On the same day Oregon lawmakers prepared for a January vote on funding to maintain the Oregon Health Plan, a US Senate committee held the first hearing on how to stabilize the individual insurance markets under the Affordable Care Act. Both reflect the unsettled and unsettling condition of key parts of America’s health care system.
Legislators worked Tuesday on a ballot title for a referral sought by GOP Rep. Julie Parrish that could result in voter rejection of a tax package to sustain current spending levels for the Oregon Health Plan, the state’s Medicaid program. If the tax package is voted down, state officials could face a budget hole of between $300-$500 million to plug during the short 2018 legislative session that starts next February.
An opinion from Legislative Counsel added more potential confusion to the issue that voters could be asked to decide in a January special election. The opinion says the way the referral is written would only eliminate the additional 0.7 percent assessment on hospitals from October 6, 2017 until January 1, 2018. The referral wouldn’t have any effect on the previously approved hospital assessment.
The draft ballot title clearly attempts to raise the specter of the impact of rejecting the tax package on low-income families, children and insurance premiums.
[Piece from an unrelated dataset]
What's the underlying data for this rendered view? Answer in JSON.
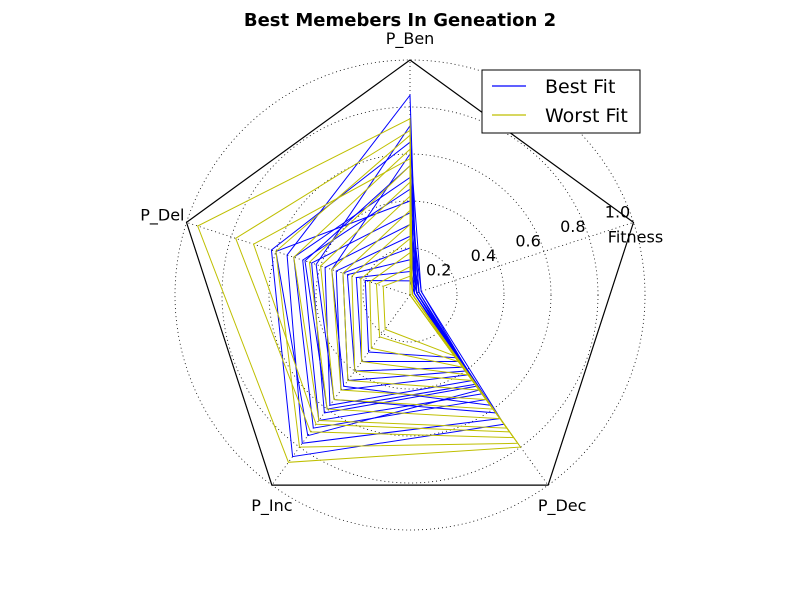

PROVIDES FUNDS CURRENTLY BUDGETED TO PAY FOR HEALTH CARE FOR LOW-INCOME INDIVIDUALS AND FAMILIES AND TO STABILIZE HEALTH INSURANCE PREMIUMS, USING TEMPORARY ASSESSMENTS ON INSURANCE COMPANIES, SOME HOSPITALS, AND OTHER PROVIDERS OF HEALTH CARE COVERAGE.
On Capitol Hill, GOP Senator Lamar Alexander kicked off the first hearing of any kind this year on the Affordable Care Act by declaring, "To get a result, Democrats will have to agree to something – more flexibility for states – that some are reluctant to support. And Republicans will have to agree to something – additional funding through the Affordable Care Act – that some are reluctant to support." Alexander said his priority is on lowering health insurance premiums.
On the day of the hearing, Washington Senator Patty Murray said in an op-ed in The Washington Post that Democrats are willing to work on a bipartisan approach to stabilizing insurance markets. In the op-ed, Murray raised the issue of creating a “public option” to ensure competition to hold down premiums in the individual health insurance market. Capitol Hill observers said that is an unlikely outcome in what already is viewed as a chancy legislative venture in the wake of the Senate’s failed attempts to repeal and replace Obamacare. Conservative groups have already launched a digital ad campaign slamming Alexander’s effort.
A more likely provision may be some kind of reinsurance program to broaden the base to pay for high-cost individuals, which tend to spike overall premium rates.
Alexander expressed hope his committee can produce compromise legislation by the end of September, which is a critical deadline for insurance companies that have to submit plans and prices for individual health insurance markets around the country. Skeptics doubt whether Alexander’s target date is realistic, especially in light of other looming congressional debates to raise the debt limit, approve a disaster relief funding package and approve some kind of FY 2018 appropriation.
For now, the Trump administration is continuing, with reluctance, to make subsidy payments to medical providers as called for by the Affordable Care Act. Insurers have warned that cutting off those subsidies, which essentially compensate for high-cost care for a few individuals, could lead to as much as a 20 percent increase in premiums, effectively forcing some people to drop their policies.
There also isn’t any clear indication how much or perhaps in what form Congress will authorize for Medicaid reimbursement to states in FY 2018. The Obamacare repeal and replacement bill that narrowly cleared the House earlier this year would have slashed $800 billion from federal Medicaid reimbursements over the next 10 years.